LR = Cl₂; n(Cl₂) = 0.300 mol. Ratio Cl₂:AlCl₃ = 3:2. n(AlCl₃) = 0.300 × (2÷3) = 0.200 mol. MM(AlCl₃) = 26.982 + 3(35.453) = 133.34 g/mol. m(AlCl₃) = 0.200 × 133.34 = 26.7 g.

Q2.3 — Al remaining

n(Al consumed) = n(Cl₂) × (2÷3) = 0.300 × 0.667 = 0.200 mol. n(Al remaining) = 0.400 − 0.200 = 0.200 mol. m(Al remaining) = 0.200 × 26.982 = 5.40 g.

Q3.1 — Sandwich analogy

Bread: 18 ÷ 2 = 9 (reaction-units). Filling: 11 ÷ 1 = 11 (reaction-units). Bread has the smaller quotient (9 < 11), so bread is the limiting ingredient.

Marking criteria: 1 mark for correct “quotients” (18/2 and 11/1); 1 mark for correct comparison; 1 mark for identifying bread as limiting with reason.

Q3.2 — Rolls made and excess

9 rolls can be made (limited by bread). Filling used = 9 × 1 = 9 servings. Filling remaining = 11 − 9 = 2 servings of filling left over.

Q4.1 — Error identification

The student compared raw moles directly without dividing by stoichiometric coefficients. In 2Na + Cl₂ → 2NaCl, Na has a coefficient of 2 while Cl₂ has a coefficient of 1. The correct method is to compute n ÷ coefficient for each reactant before comparing.

Q4.2 — Correct working

Na: 0.3480 ÷ 2 = 0.1740. Cl₂: 0.1692 ÷ 1 = 0.1692. Cl₂ has the smaller quotient (0.1692 < 0.1740). Cl₂ is the limiting reagent. (The student’s conclusion was actually correct; their method was wrong but happened to give the right answer in this case. In other ratios this shortcut fails.)

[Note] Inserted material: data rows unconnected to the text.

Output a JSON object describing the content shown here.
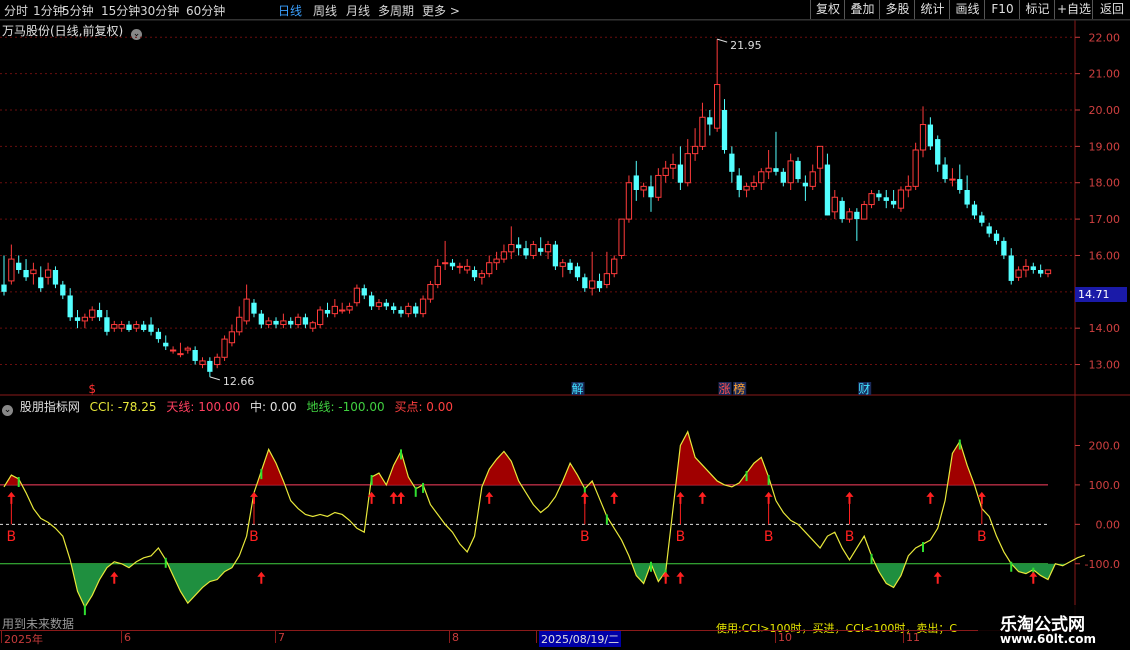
{
  "toolbar": {
    "timeframes": [
      "分时",
      "1分钟",
      "5分钟",
      "15分钟",
      "30分钟",
      "60分钟",
      "日线",
      "周线",
      "月线",
      "多周期",
      "更多 >"
    ],
    "active_index": 6,
    "right_buttons": [
      "复权",
      "叠加",
      "多股",
      "统计",
      "画线",
      "F10",
      "标记",
      "+自选",
      "返回"
    ]
  },
  "main_chart": {
    "title": "万马股份(日线,前复权)",
    "y_ticks": [
      "22.00",
      "21.00",
      "20.00",
      "19.00",
      "18.00",
      "17.00",
      "16.00",
      "15.00",
      "14.00",
      "13.00"
    ],
    "current_price": "14.71",
    "high_label": "21.95",
    "low_label": "12.66",
    "event_markers": [
      {
        "text": "$",
        "color": "#ff3030"
      },
      {
        "text": "解",
        "color": "#40e0ff"
      },
      {
        "text": "涨",
        "color": "#ff5050"
      },
      {
        "text": "榜",
        "color": "#ffa030"
      },
      {
        "text": "财",
        "color": "#40e0ff"
      }
    ]
  },
  "indicator": {
    "name": "股朋指标网",
    "cci_label": "CCI: -78.25",
    "sky_label": "天线: 100.00",
    "mid_label": "中: 0.00",
    "ground_label": "地线: -100.00",
    "buy_label": "买点: 0.00",
    "y_ticks": [
      "200.0",
      "100.0",
      "0.00",
      "-100.0"
    ],
    "buy_letter": "B"
  },
  "time_axis": {
    "labels": [
      "2025年",
      "6",
      "7",
      "8",
      "2025/08/19/二",
      "10",
      "11"
    ],
    "selected": "2025/08/19/二"
  },
  "notes": {
    "future": "用到未来数据",
    "usage": "使用:CCI>100时，买进，CCI<100时，卖出；C"
  },
  "watermark": {
    "line1": "乐淘公式网",
    "line2": "www.60lt.com"
  },
  "colors": {
    "up": "#ff3b3b",
    "down": "#54ffff",
    "cci_line": "#e8e83a",
    "sky": "#ff4060",
    "ground": "#40d040",
    "fill_up": "#a00000",
    "fill_down": "#1f8f3f"
  },
  "chart_data": {
    "type": "candlestick",
    "price_axis": {
      "min": 12.3,
      "max": 22.2
    },
    "cci_axis": {
      "min": -230,
      "max": 290
    },
    "candles": [
      {
        "o": 15.2,
        "h": 16.0,
        "l": 14.9,
        "c": 15.0
      },
      {
        "o": 15.3,
        "h": 16.3,
        "l": 15.2,
        "c": 15.9
      },
      {
        "o": 15.8,
        "h": 16.0,
        "l": 15.5,
        "c": 15.6
      },
      {
        "o": 15.6,
        "h": 15.9,
        "l": 15.3,
        "c": 15.4
      },
      {
        "o": 15.5,
        "h": 15.8,
        "l": 15.2,
        "c": 15.6
      },
      {
        "o": 15.4,
        "h": 15.7,
        "l": 15.0,
        "c": 15.1
      },
      {
        "o": 15.4,
        "h": 15.8,
        "l": 15.2,
        "c": 15.6
      },
      {
        "o": 15.6,
        "h": 15.7,
        "l": 15.1,
        "c": 15.2
      },
      {
        "o": 15.2,
        "h": 15.3,
        "l": 14.8,
        "c": 14.9
      },
      {
        "o": 14.9,
        "h": 15.1,
        "l": 14.2,
        "c": 14.3
      },
      {
        "o": 14.3,
        "h": 14.5,
        "l": 14.0,
        "c": 14.2
      },
      {
        "o": 14.2,
        "h": 14.4,
        "l": 14.0,
        "c": 14.3
      },
      {
        "o": 14.3,
        "h": 14.6,
        "l": 14.2,
        "c": 14.5
      },
      {
        "o": 14.5,
        "h": 14.7,
        "l": 14.2,
        "c": 14.3
      },
      {
        "o": 14.3,
        "h": 14.5,
        "l": 13.8,
        "c": 13.9
      },
      {
        "o": 14.0,
        "h": 14.2,
        "l": 13.9,
        "c": 14.1
      },
      {
        "o": 14.0,
        "h": 14.2,
        "l": 13.9,
        "c": 14.1
      },
      {
        "o": 14.1,
        "h": 14.2,
        "l": 13.9,
        "c": 13.95
      },
      {
        "o": 14.0,
        "h": 14.2,
        "l": 13.9,
        "c": 14.1
      },
      {
        "o": 14.1,
        "h": 14.2,
        "l": 13.9,
        "c": 13.95
      },
      {
        "o": 14.1,
        "h": 14.3,
        "l": 13.8,
        "c": 13.9
      },
      {
        "o": 13.9,
        "h": 14.0,
        "l": 13.6,
        "c": 13.7
      },
      {
        "o": 13.6,
        "h": 13.8,
        "l": 13.4,
        "c": 13.5
      },
      {
        "o": 13.4,
        "h": 13.5,
        "l": 13.3,
        "c": 13.4
      },
      {
        "o": 13.3,
        "h": 13.6,
        "l": 13.2,
        "c": 13.3
      },
      {
        "o": 13.4,
        "h": 13.5,
        "l": 13.3,
        "c": 13.45
      },
      {
        "o": 13.4,
        "h": 13.5,
        "l": 13.0,
        "c": 13.1
      },
      {
        "o": 13.0,
        "h": 13.2,
        "l": 12.9,
        "c": 13.1
      },
      {
        "o": 13.1,
        "h": 13.2,
        "l": 12.66,
        "c": 12.8
      },
      {
        "o": 13.0,
        "h": 13.3,
        "l": 12.9,
        "c": 13.2
      },
      {
        "o": 13.2,
        "h": 13.8,
        "l": 13.1,
        "c": 13.7
      },
      {
        "o": 13.6,
        "h": 14.1,
        "l": 13.5,
        "c": 13.9
      },
      {
        "o": 13.9,
        "h": 14.6,
        "l": 13.8,
        "c": 14.3
      },
      {
        "o": 14.2,
        "h": 15.2,
        "l": 14.1,
        "c": 14.8
      },
      {
        "o": 14.7,
        "h": 14.8,
        "l": 14.3,
        "c": 14.4
      },
      {
        "o": 14.4,
        "h": 14.5,
        "l": 14.0,
        "c": 14.1
      },
      {
        "o": 14.1,
        "h": 14.3,
        "l": 14.0,
        "c": 14.2
      },
      {
        "o": 14.2,
        "h": 14.3,
        "l": 14.0,
        "c": 14.1
      },
      {
        "o": 14.1,
        "h": 14.4,
        "l": 14.0,
        "c": 14.2
      },
      {
        "o": 14.2,
        "h": 14.3,
        "l": 14.0,
        "c": 14.1
      },
      {
        "o": 14.1,
        "h": 14.4,
        "l": 14.0,
        "c": 14.3
      },
      {
        "o": 14.3,
        "h": 14.4,
        "l": 14.0,
        "c": 14.1
      },
      {
        "o": 14.0,
        "h": 14.2,
        "l": 13.9,
        "c": 14.15
      },
      {
        "o": 14.1,
        "h": 14.6,
        "l": 14.0,
        "c": 14.5
      },
      {
        "o": 14.5,
        "h": 14.7,
        "l": 14.3,
        "c": 14.4
      },
      {
        "o": 14.4,
        "h": 14.8,
        "l": 14.3,
        "c": 14.6
      },
      {
        "o": 14.5,
        "h": 14.7,
        "l": 14.4,
        "c": 14.5
      },
      {
        "o": 14.5,
        "h": 14.7,
        "l": 14.4,
        "c": 14.6
      },
      {
        "o": 14.7,
        "h": 15.2,
        "l": 14.6,
        "c": 15.1
      },
      {
        "o": 15.1,
        "h": 15.2,
        "l": 14.8,
        "c": 14.9
      },
      {
        "o": 14.9,
        "h": 15.0,
        "l": 14.5,
        "c": 14.6
      },
      {
        "o": 14.6,
        "h": 14.8,
        "l": 14.5,
        "c": 14.7
      },
      {
        "o": 14.7,
        "h": 14.8,
        "l": 14.5,
        "c": 14.6
      },
      {
        "o": 14.6,
        "h": 14.7,
        "l": 14.4,
        "c": 14.5
      },
      {
        "o": 14.5,
        "h": 14.6,
        "l": 14.3,
        "c": 14.4
      },
      {
        "o": 14.4,
        "h": 14.7,
        "l": 14.3,
        "c": 14.6
      },
      {
        "o": 14.6,
        "h": 14.7,
        "l": 14.3,
        "c": 14.4
      },
      {
        "o": 14.4,
        "h": 14.9,
        "l": 14.3,
        "c": 14.8
      },
      {
        "o": 14.8,
        "h": 15.3,
        "l": 14.7,
        "c": 15.2
      },
      {
        "o": 15.2,
        "h": 15.9,
        "l": 15.1,
        "c": 15.7
      },
      {
        "o": 15.8,
        "h": 16.4,
        "l": 15.6,
        "c": 15.8
      },
      {
        "o": 15.8,
        "h": 15.9,
        "l": 15.6,
        "c": 15.7
      },
      {
        "o": 15.7,
        "h": 15.8,
        "l": 15.5,
        "c": 15.7
      },
      {
        "o": 15.6,
        "h": 15.9,
        "l": 15.5,
        "c": 15.7
      },
      {
        "o": 15.6,
        "h": 15.7,
        "l": 15.3,
        "c": 15.4
      },
      {
        "o": 15.4,
        "h": 15.6,
        "l": 15.2,
        "c": 15.5
      },
      {
        "o": 15.5,
        "h": 16.0,
        "l": 15.4,
        "c": 15.8
      },
      {
        "o": 15.8,
        "h": 16.1,
        "l": 15.6,
        "c": 15.9
      },
      {
        "o": 15.9,
        "h": 16.3,
        "l": 15.8,
        "c": 16.1
      },
      {
        "o": 16.1,
        "h": 16.8,
        "l": 15.9,
        "c": 16.3
      },
      {
        "o": 16.3,
        "h": 16.5,
        "l": 16.0,
        "c": 16.2
      },
      {
        "o": 16.2,
        "h": 16.4,
        "l": 15.9,
        "c": 16.0
      },
      {
        "o": 16.0,
        "h": 16.4,
        "l": 15.9,
        "c": 16.3
      },
      {
        "o": 16.2,
        "h": 16.5,
        "l": 16.0,
        "c": 16.1
      },
      {
        "o": 16.1,
        "h": 16.4,
        "l": 15.9,
        "c": 16.3
      },
      {
        "o": 16.3,
        "h": 16.4,
        "l": 15.6,
        "c": 15.7
      },
      {
        "o": 15.7,
        "h": 15.9,
        "l": 15.4,
        "c": 15.8
      },
      {
        "o": 15.8,
        "h": 15.9,
        "l": 15.5,
        "c": 15.6
      },
      {
        "o": 15.7,
        "h": 15.8,
        "l": 15.3,
        "c": 15.4
      },
      {
        "o": 15.4,
        "h": 15.5,
        "l": 15.0,
        "c": 15.1
      },
      {
        "o": 15.1,
        "h": 16.1,
        "l": 14.9,
        "c": 15.3
      },
      {
        "o": 15.3,
        "h": 15.5,
        "l": 15.0,
        "c": 15.1
      },
      {
        "o": 15.2,
        "h": 16.1,
        "l": 15.1,
        "c": 15.5
      },
      {
        "o": 15.5,
        "h": 16.0,
        "l": 15.4,
        "c": 15.9
      },
      {
        "o": 16.0,
        "h": 17.0,
        "l": 15.9,
        "c": 17.0
      },
      {
        "o": 17.0,
        "h": 18.2,
        "l": 16.9,
        "c": 18.0
      },
      {
        "o": 18.2,
        "h": 18.6,
        "l": 17.5,
        "c": 17.8
      },
      {
        "o": 17.8,
        "h": 18.0,
        "l": 17.6,
        "c": 17.9
      },
      {
        "o": 17.9,
        "h": 18.2,
        "l": 17.2,
        "c": 17.6
      },
      {
        "o": 17.6,
        "h": 18.4,
        "l": 17.5,
        "c": 18.2
      },
      {
        "o": 18.2,
        "h": 18.6,
        "l": 18.0,
        "c": 18.4
      },
      {
        "o": 18.4,
        "h": 18.8,
        "l": 18.1,
        "c": 18.5
      },
      {
        "o": 18.5,
        "h": 19.0,
        "l": 17.8,
        "c": 18.0
      },
      {
        "o": 18.0,
        "h": 19.2,
        "l": 17.9,
        "c": 18.8
      },
      {
        "o": 18.8,
        "h": 19.5,
        "l": 18.6,
        "c": 19.0
      },
      {
        "o": 19.0,
        "h": 20.2,
        "l": 18.9,
        "c": 19.8
      },
      {
        "o": 19.8,
        "h": 20.0,
        "l": 19.3,
        "c": 19.6
      },
      {
        "o": 19.5,
        "h": 21.95,
        "l": 19.4,
        "c": 20.7
      },
      {
        "o": 20.0,
        "h": 20.3,
        "l": 18.8,
        "c": 18.9
      },
      {
        "o": 18.8,
        "h": 19.0,
        "l": 18.0,
        "c": 18.3
      },
      {
        "o": 18.2,
        "h": 18.4,
        "l": 17.6,
        "c": 17.8
      },
      {
        "o": 17.8,
        "h": 18.0,
        "l": 17.6,
        "c": 17.9
      },
      {
        "o": 17.9,
        "h": 18.2,
        "l": 17.8,
        "c": 18.0
      },
      {
        "o": 18.0,
        "h": 18.4,
        "l": 17.8,
        "c": 18.3
      },
      {
        "o": 18.3,
        "h": 18.9,
        "l": 18.1,
        "c": 18.4
      },
      {
        "o": 18.4,
        "h": 19.4,
        "l": 18.2,
        "c": 18.3
      },
      {
        "o": 18.3,
        "h": 18.4,
        "l": 17.9,
        "c": 18.0
      },
      {
        "o": 18.0,
        "h": 18.8,
        "l": 17.8,
        "c": 18.6
      },
      {
        "o": 18.6,
        "h": 18.7,
        "l": 18.0,
        "c": 18.1
      },
      {
        "o": 18.0,
        "h": 18.2,
        "l": 17.5,
        "c": 17.9
      },
      {
        "o": 17.9,
        "h": 18.5,
        "l": 17.8,
        "c": 18.3
      },
      {
        "o": 18.4,
        "h": 19.0,
        "l": 18.0,
        "c": 19.0
      },
      {
        "o": 18.5,
        "h": 18.8,
        "l": 17.1,
        "c": 17.1
      },
      {
        "o": 17.2,
        "h": 17.8,
        "l": 17.0,
        "c": 17.6
      },
      {
        "o": 17.5,
        "h": 17.6,
        "l": 16.9,
        "c": 17.0
      },
      {
        "o": 17.0,
        "h": 17.3,
        "l": 16.9,
        "c": 17.2
      },
      {
        "o": 17.2,
        "h": 17.3,
        "l": 16.4,
        "c": 17.0
      },
      {
        "o": 17.0,
        "h": 17.5,
        "l": 17.0,
        "c": 17.4
      },
      {
        "o": 17.4,
        "h": 17.8,
        "l": 17.3,
        "c": 17.7
      },
      {
        "o": 17.7,
        "h": 17.8,
        "l": 17.5,
        "c": 17.6
      },
      {
        "o": 17.6,
        "h": 17.8,
        "l": 17.3,
        "c": 17.5
      },
      {
        "o": 17.5,
        "h": 17.8,
        "l": 17.3,
        "c": 17.4
      },
      {
        "o": 17.3,
        "h": 17.9,
        "l": 17.2,
        "c": 17.8
      },
      {
        "o": 17.8,
        "h": 18.2,
        "l": 17.6,
        "c": 17.9
      },
      {
        "o": 17.9,
        "h": 19.1,
        "l": 17.8,
        "c": 18.9
      },
      {
        "o": 18.9,
        "h": 20.1,
        "l": 18.7,
        "c": 19.6
      },
      {
        "o": 19.6,
        "h": 19.8,
        "l": 18.9,
        "c": 19.0
      },
      {
        "o": 19.2,
        "h": 19.3,
        "l": 18.3,
        "c": 18.5
      },
      {
        "o": 18.5,
        "h": 18.7,
        "l": 18.0,
        "c": 18.1
      },
      {
        "o": 18.1,
        "h": 18.4,
        "l": 17.9,
        "c": 18.1
      },
      {
        "o": 18.1,
        "h": 18.5,
        "l": 17.7,
        "c": 17.8
      },
      {
        "o": 17.8,
        "h": 18.2,
        "l": 17.3,
        "c": 17.4
      },
      {
        "o": 17.4,
        "h": 17.5,
        "l": 17.0,
        "c": 17.1
      },
      {
        "o": 17.1,
        "h": 17.2,
        "l": 16.8,
        "c": 16.9
      },
      {
        "o": 16.8,
        "h": 16.9,
        "l": 16.5,
        "c": 16.6
      },
      {
        "o": 16.6,
        "h": 16.7,
        "l": 16.3,
        "c": 16.4
      },
      {
        "o": 16.4,
        "h": 16.5,
        "l": 15.9,
        "c": 16.0
      },
      {
        "o": 16.0,
        "h": 16.2,
        "l": 15.2,
        "c": 15.3
      },
      {
        "o": 15.4,
        "h": 15.7,
        "l": 15.3,
        "c": 15.6
      },
      {
        "o": 15.6,
        "h": 15.9,
        "l": 15.4,
        "c": 15.7
      },
      {
        "o": 15.7,
        "h": 15.8,
        "l": 15.5,
        "c": 15.6
      },
      {
        "o": 15.6,
        "h": 15.75,
        "l": 15.4,
        "c": 15.5
      },
      {
        "o": 15.5,
        "h": 15.6,
        "l": 15.4,
        "c": 15.6
      }
    ],
    "cci": [
      95,
      125,
      115,
      80,
      40,
      15,
      5,
      -10,
      -30,
      -90,
      -170,
      -210,
      -180,
      -140,
      -110,
      -95,
      -100,
      -110,
      -95,
      -85,
      -80,
      -60,
      -90,
      -130,
      -170,
      -200,
      -180,
      -160,
      -145,
      -140,
      -120,
      -110,
      -80,
      -30,
      80,
      135,
      190,
      155,
      110,
      60,
      40,
      25,
      20,
      25,
      20,
      30,
      25,
      10,
      -10,
      -20,
      120,
      130,
      100,
      150,
      185,
      120,
      90,
      100,
      50,
      25,
      0,
      -20,
      -50,
      -70,
      -30,
      95,
      140,
      165,
      185,
      160,
      110,
      80,
      50,
      30,
      45,
      70,
      110,
      155,
      125,
      90,
      110,
      65,
      20,
      -10,
      -40,
      -80,
      -130,
      -150,
      -100,
      -145,
      -120,
      40,
      200,
      235,
      170,
      150,
      130,
      110,
      100,
      95,
      105,
      130,
      155,
      170,
      120,
      60,
      30,
      10,
      0,
      -20,
      -40,
      -60,
      -30,
      -20,
      -60,
      -90,
      -60,
      -30,
      -80,
      -120,
      -150,
      -160,
      -130,
      -80,
      -60,
      -50,
      -40,
      -10,
      60,
      180,
      210,
      150,
      100,
      40,
      20,
      -30,
      -70,
      -100,
      -120,
      -125,
      -115,
      -130,
      -140,
      -100,
      -105,
      -95,
      -85,
      -78.25
    ],
    "sky_value": 100,
    "mid_value": 0,
    "ground_value": -100,
    "buy_indices": [
      1,
      34,
      50,
      53,
      54,
      66,
      79,
      83,
      92,
      95,
      104,
      115,
      126,
      133
    ],
    "buy_b_indices": [
      1,
      34,
      79,
      92,
      104,
      115,
      133
    ],
    "ground_arrow_indices": [
      15,
      35,
      90,
      92,
      127,
      140
    ],
    "green_tick_indices": [
      2,
      11,
      22,
      35,
      50,
      54,
      56,
      57,
      79,
      82,
      88,
      90,
      101,
      104,
      118,
      125,
      130,
      137,
      140
    ],
    "event_indices": [
      12,
      78,
      98,
      100,
      117
    ]
  }
}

Q4.3 — Theoretical yield of NaCl

LR = Cl₂; n(Cl₂) = 0.1692 mol. Ratio Cl₂:NaCl = 1:2. n(NaCl) = 0.1692 × 2 = 0.3384 mol. m(NaCl) = 0.3384 × 58.443 = 19.8 g.

Marking criteria (2 marks): 1 mark for correct moles of NaCl from LR; 1 mark for correct mass calculation.